Las investigaciones sobre causas y tratamientos para retinosis pigmentaria siguen en curso. Varios procedimientos se desarrollan y parecen ofrecer un panorama halagador en el mediano plazo. Uno de los más prometedores es el que pretende emplear células madre obtenidas del cordón umbilical, las cuales, al ser idénticas a las que dieron origen a cada órgano y tejido del cuerpo humano durante el embarazo, tienen la particularidad de desarrollarse potencialmente como células sanas de la retina sustituyendo a las enfermas.

Científicos cubanos combinan tres sistemas terapéuticos que mejoran la circulación de la sangre en la retina e impiden la muerte de bastones y conos en un porcentaje mayor a 85% de los casos atendidos.

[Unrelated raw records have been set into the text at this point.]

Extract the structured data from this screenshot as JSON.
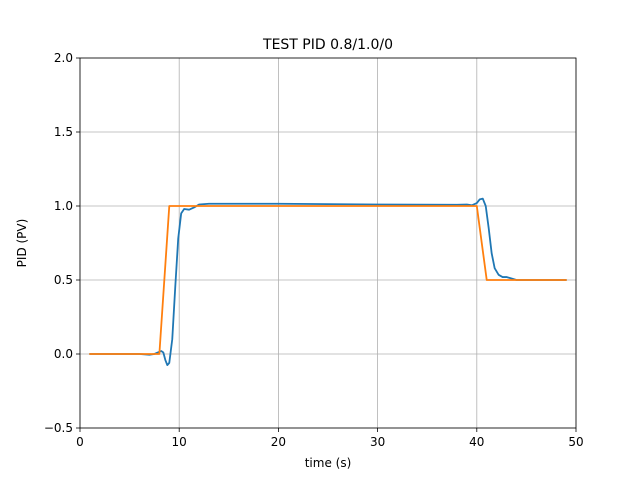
{
  "chart_data": {
    "type": "line",
    "title": "TEST PID 0.8/1.0/0",
    "xlabel": "time (s)",
    "ylabel": "PID (PV)",
    "xlim": [
      0,
      50
    ],
    "ylim": [
      -0.5,
      2.0
    ],
    "xticks": [
      0,
      10,
      20,
      30,
      40,
      50
    ],
    "xtick_labels": [
      "0",
      "10",
      "20",
      "30",
      "40",
      "50"
    ],
    "yticks": [
      -0.5,
      0.0,
      0.5,
      1.0,
      1.5,
      2.0
    ],
    "ytick_labels": [
      "−0.5",
      "0.0",
      "0.5",
      "1.0",
      "1.5",
      "2.0"
    ],
    "grid": true,
    "series": [
      {
        "color": "#1f77b4",
        "points": [
          [
            1,
            0.0
          ],
          [
            6,
            0.0
          ],
          [
            7,
            -0.005
          ],
          [
            7.5,
            0.0
          ],
          [
            8.0,
            0.015
          ],
          [
            8.2,
            0.02
          ],
          [
            8.4,
            0.01
          ],
          [
            8.6,
            -0.04
          ],
          [
            8.8,
            -0.075
          ],
          [
            9.0,
            -0.06
          ],
          [
            9.3,
            0.1
          ],
          [
            9.6,
            0.45
          ],
          [
            9.9,
            0.78
          ],
          [
            10.2,
            0.95
          ],
          [
            10.5,
            0.98
          ],
          [
            11.0,
            0.975
          ],
          [
            11.5,
            0.99
          ],
          [
            12.0,
            1.01
          ],
          [
            13.0,
            1.015
          ],
          [
            20.0,
            1.015
          ],
          [
            30.0,
            1.01
          ],
          [
            38.0,
            1.008
          ],
          [
            39.0,
            1.01
          ],
          [
            39.5,
            1.005
          ],
          [
            40.0,
            1.02
          ],
          [
            40.3,
            1.045
          ],
          [
            40.6,
            1.05
          ],
          [
            40.9,
            1.0
          ],
          [
            41.2,
            0.85
          ],
          [
            41.5,
            0.68
          ],
          [
            41.8,
            0.58
          ],
          [
            42.2,
            0.535
          ],
          [
            42.6,
            0.52
          ],
          [
            43.0,
            0.52
          ],
          [
            43.5,
            0.51
          ],
          [
            44.0,
            0.5
          ],
          [
            49,
            0.5
          ]
        ]
      },
      {
        "color": "#ff7f0e",
        "points": [
          [
            1,
            0.0
          ],
          [
            8,
            0.0
          ],
          [
            9,
            1.0
          ],
          [
            40,
            1.0
          ],
          [
            41,
            0.5
          ],
          [
            49,
            0.5
          ]
        ]
      }
    ]
  }
}
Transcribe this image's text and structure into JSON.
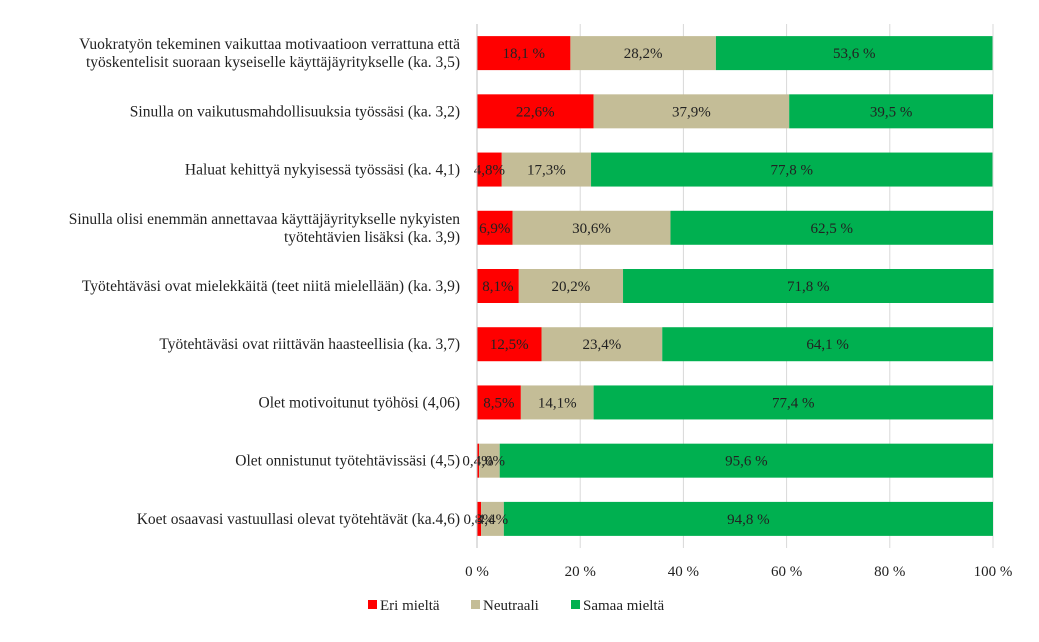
{
  "chart_data": {
    "type": "bar",
    "stacked": true,
    "orientation": "horizontal",
    "title": "",
    "xlabel": "",
    "ylabel": "",
    "xlim": [
      0,
      100
    ],
    "x_ticks": [
      "0 %",
      "20 %",
      "40 %",
      "60 %",
      "80 %",
      "100 %"
    ],
    "legend_position": "bottom",
    "categories": [
      "Vuokratyön tekeminen vaikuttaa motivaatioon verrattuna että\ntyöskentelisit suoraan kyseiselle käyttäjäyritykselle (ka. 3,5)",
      "Sinulla on vaikutusmahdollisuuksia työssäsi (ka. 3,2)",
      "Haluat kehittyä nykyisessä työssäsi (ka. 4,1)",
      "Sinulla olisi enemmän annettavaa käyttäjäyritykselle nykyisten\ntyötehtävien lisäksi (ka. 3,9)",
      "Työtehtäväsi ovat mielekkäitä (teet niitä mielellään) (ka. 3,9)",
      "Työtehtäväsi ovat riittävän haasteellisia (ka. 3,7)",
      "Olet motivoitunut työhösi (4,06)",
      "Olet onnistunut työtehtävissäsi (4,5)",
      "Koet osaavasi vastuullasi olevat työtehtävät (ka.4,6)"
    ],
    "series": [
      {
        "name": "Eri mieltä",
        "color": "#ff0000",
        "values": [
          18.1,
          22.6,
          4.8,
          6.9,
          8.1,
          12.5,
          8.5,
          0.4,
          0.8
        ],
        "labels": [
          "18,1 %",
          "22,6%",
          "4,8%",
          "6,9%",
          "8,1%",
          "12,5%",
          "8,5%",
          "0,4%",
          "0,8%"
        ]
      },
      {
        "name": "Neutraali",
        "color": "#c4bd97",
        "values": [
          28.2,
          37.9,
          17.3,
          30.6,
          20.2,
          23.4,
          14.1,
          4.0,
          4.4
        ],
        "labels": [
          "28,2%",
          "37,9%",
          "17,3%",
          "30,6%",
          "20,2%",
          "23,4%",
          "14,1%",
          "4,0%",
          "4,4%"
        ]
      },
      {
        "name": "Samaa mieltä",
        "color": "#00b050",
        "values": [
          53.6,
          39.5,
          77.8,
          62.5,
          71.8,
          64.1,
          77.4,
          95.6,
          94.8
        ],
        "labels": [
          "53,6 %",
          "39,5 %",
          "77,8 %",
          "62,5 %",
          "71,8 %",
          "64,1 %",
          "77,4 %",
          "95,6 %",
          "94,8 %"
        ]
      }
    ]
  }
}
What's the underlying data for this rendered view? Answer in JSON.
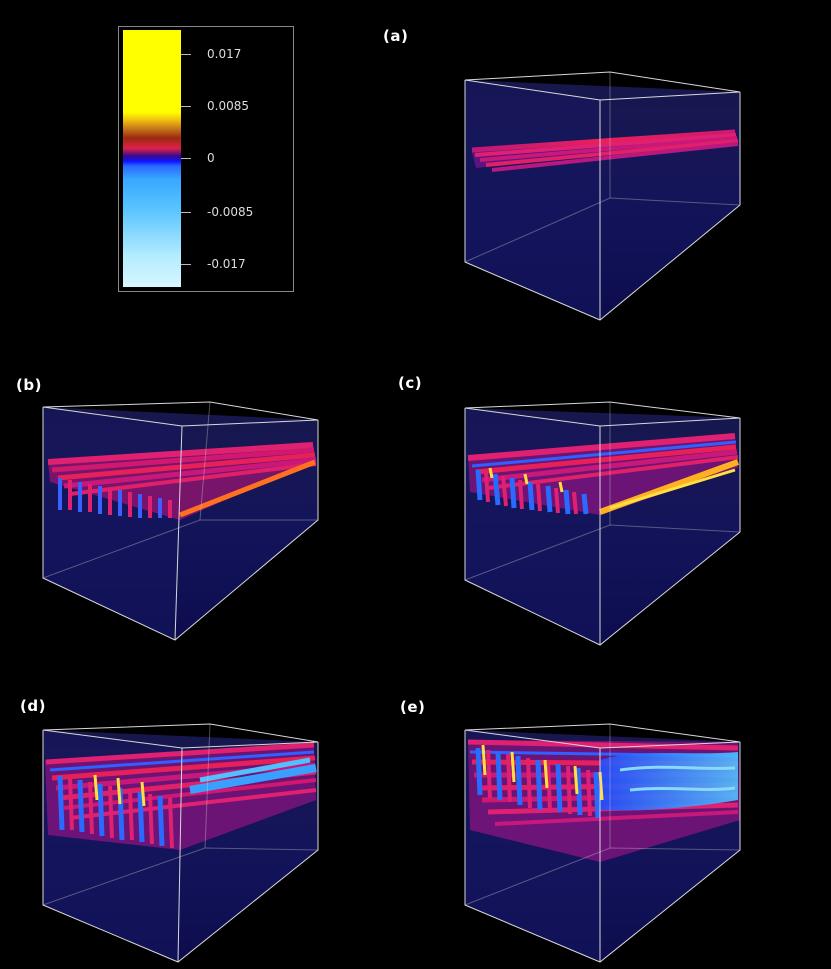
{
  "colorbar": {
    "ticks": [
      "0.017",
      "0.0085",
      "0",
      "-0.0085",
      "-0.017"
    ]
  },
  "panels": [
    {
      "label": "(a)"
    },
    {
      "label": "(b)"
    },
    {
      "label": "(c)"
    },
    {
      "label": "(d)"
    },
    {
      "label": "(e)"
    }
  ],
  "colors": {
    "background": "#000000",
    "volume": "#1a1a6e",
    "streak_red": "#e0206a",
    "streak_blue": "#3aa0ff",
    "streak_yellow": "#ffe040",
    "box_edge": "#d8d8d8"
  }
}
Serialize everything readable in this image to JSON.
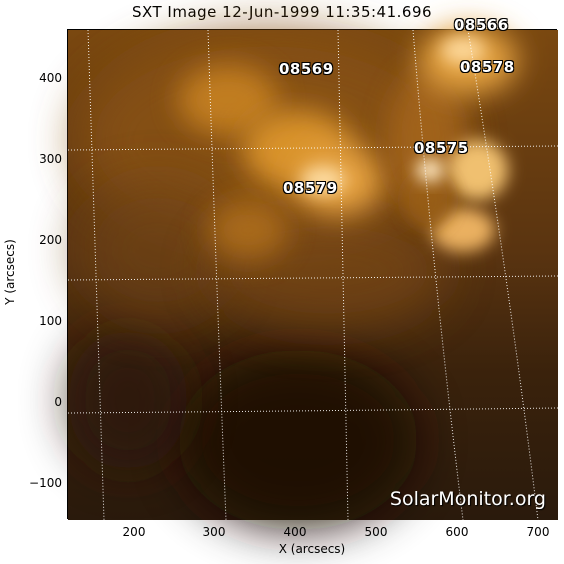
{
  "title": "SXT Image 12-Jun-1999 11:35:41.696",
  "x_axis": {
    "label": "X (arcsecs)",
    "ticks": [
      "200",
      "300",
      "400",
      "500",
      "600",
      "700"
    ]
  },
  "y_axis": {
    "label": "Y (arcsecs)",
    "ticks": [
      "400",
      "300",
      "200",
      "100",
      "0",
      "−100"
    ]
  },
  "regions": [
    "08569",
    "08578",
    "08575",
    "08579",
    "08566"
  ],
  "watermark": "SolarMonitor.org",
  "colors": {
    "dark": "#1e0f05",
    "mid": "#8a5212",
    "bright": "#e39a2a",
    "hot": "#ffe7bf"
  }
}
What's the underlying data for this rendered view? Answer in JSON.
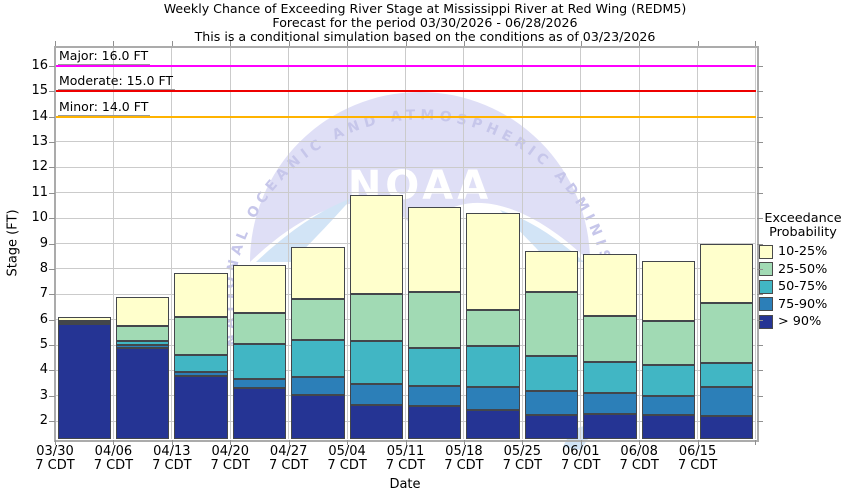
{
  "title": {
    "line1": "Weekly Chance of Exceeding River Stage at Mississippi River at Red Wing (REDM5)",
    "line2": "Forecast for the period 03/30/2026 - 06/28/2026",
    "line3": "This is a conditional simulation based on the conditions as of 03/23/2026"
  },
  "y_axis": {
    "label": "Stage (FT)",
    "ticks": [
      2,
      3,
      4,
      5,
      6,
      7,
      8,
      9,
      10,
      11,
      12,
      13,
      14,
      15,
      16
    ]
  },
  "x_axis": {
    "label": "Date",
    "time_suffix": "7 CDT"
  },
  "thresholds": [
    {
      "name": "Major",
      "value": 16.0,
      "label": "Major: 16.0 FT",
      "color": "#ff00ff"
    },
    {
      "name": "Moderate",
      "value": 15.0,
      "label": "Moderate: 15.0 FT",
      "color": "#ee0000"
    },
    {
      "name": "Minor",
      "value": 14.0,
      "label": "Minor: 14.0 FT",
      "color": "#ffb300"
    }
  ],
  "legend": {
    "title_line1": "Exceedance",
    "title_line2": "Probability",
    "items": [
      {
        "label": "10-25%",
        "color": "#ffffcc"
      },
      {
        "label": "25-50%",
        "color": "#a1dab4"
      },
      {
        "label": "50-75%",
        "color": "#41b6c4"
      },
      {
        "label": "75-90%",
        "color": "#2c7fb8"
      },
      {
        "label": "> 90%",
        "color": "#253494"
      }
    ]
  },
  "watermark": {
    "logo_text": "NOAA",
    "arc_text": "NATIONAL OCEANIC AND ATMOSPHERIC ADMINISTRATION"
  },
  "chart_data": {
    "type": "bar",
    "stacked": true,
    "title": "Weekly Chance of Exceeding River Stage at Mississippi River at Red Wing (REDM5)",
    "xlabel": "Date",
    "ylabel": "Stage (FT)",
    "ylim": [
      1.3,
      16.74
    ],
    "baseline": 1.3,
    "grid": true,
    "legend_position": "right",
    "categories": [
      "03/30",
      "04/06",
      "04/13",
      "04/20",
      "04/27",
      "05/04",
      "05/11",
      "05/18",
      "05/25",
      "06/01",
      "06/08",
      "06/15"
    ],
    "category_time_label": "7 CDT",
    "series_note": "values are cumulative stage tops (FT) of each probability band, stacked bottom to top",
    "series": [
      {
        "name": "> 90%",
        "color": "#253494",
        "tops": [
          5.85,
          4.9,
          3.8,
          3.3,
          3.05,
          2.65,
          2.6,
          2.45,
          2.25,
          2.3,
          2.25,
          2.2
        ]
      },
      {
        "name": "75-90%",
        "color": "#2c7fb8",
        "tops": [
          5.88,
          5.0,
          3.95,
          3.65,
          3.75,
          3.45,
          3.4,
          3.35,
          3.2,
          3.1,
          3.0,
          3.35
        ]
      },
      {
        "name": "50-75%",
        "color": "#41b6c4",
        "tops": [
          5.91,
          5.15,
          4.6,
          5.05,
          5.2,
          5.15,
          4.9,
          4.95,
          4.55,
          4.35,
          4.2,
          4.3
        ]
      },
      {
        "name": "25-50%",
        "color": "#a1dab4",
        "tops": [
          5.96,
          5.75,
          6.1,
          6.25,
          6.8,
          7.0,
          7.1,
          6.4,
          7.1,
          6.15,
          5.95,
          6.65
        ]
      },
      {
        "name": "10-25%",
        "color": "#ffffcc",
        "tops": [
          6.1,
          6.9,
          7.85,
          8.15,
          8.85,
          10.9,
          10.45,
          10.2,
          8.7,
          8.6,
          8.3,
          9.0
        ]
      }
    ]
  }
}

Empleando ozonoterapia (aplicación de gas ozono que estimula la actividad en venas y arterias), electroestimulación (uso de descargas de corriente eléctrica de voltaje moderado que favorecen la actividad nerviosa y sanguínea) y magnetoterapia (sometimiento a campos magnéticos de imanes que estimulan el buen funcionamiento del cuerpo).

El inconveniente de este procedimiento es que no es aplicable en personas de edad avanzada o con alteraciones oculares como nistagmo (movimientos incontrolables del ojo), glaucoma (aumento de la presión interna del globo ocular) y catarata total (enturbamiento del cristalino o "lente" del ojo); tampoco se recomienda en quienes sufren desprendimiento de retina o daños a consecuencia de diabetes.

Independientemente de una solución definitiva a la retinosis pigmentaria se recomienda una serie de medidas que ayudan a mantener una retina saludable:

  • Reducir el consumo de alimentos enlatados y procesados, ya que conservantes, aromatizantes y colorantes pueden afectar al globo ocular.
  • Preparar alimentos con bajas dosis de sal y aumentar el uso de ajo, cebolla y perejil.
  • Disminuir alcohol, café, refrescos y tabaco en la dieta.
  • Moderar la comida frita (antojitos) o aquella que contiene grasas animales (carne y lácteos).
  • Incrementar el consumo de frutas y verduras, aceite de oliva y pescados (salmón, sardina o atún).
  • Cambiar el pan blanco por el que se elabora con harina integral.
  • Adoptar medidas que prevengan caídas y golpes en la cabeza.
  • Evitar la exposición a cambios luminosos severos (pasar de la sombra a la luz en poco tiempo).

Visitar al oftalmólogo al menos una vez al año para ser evaluado.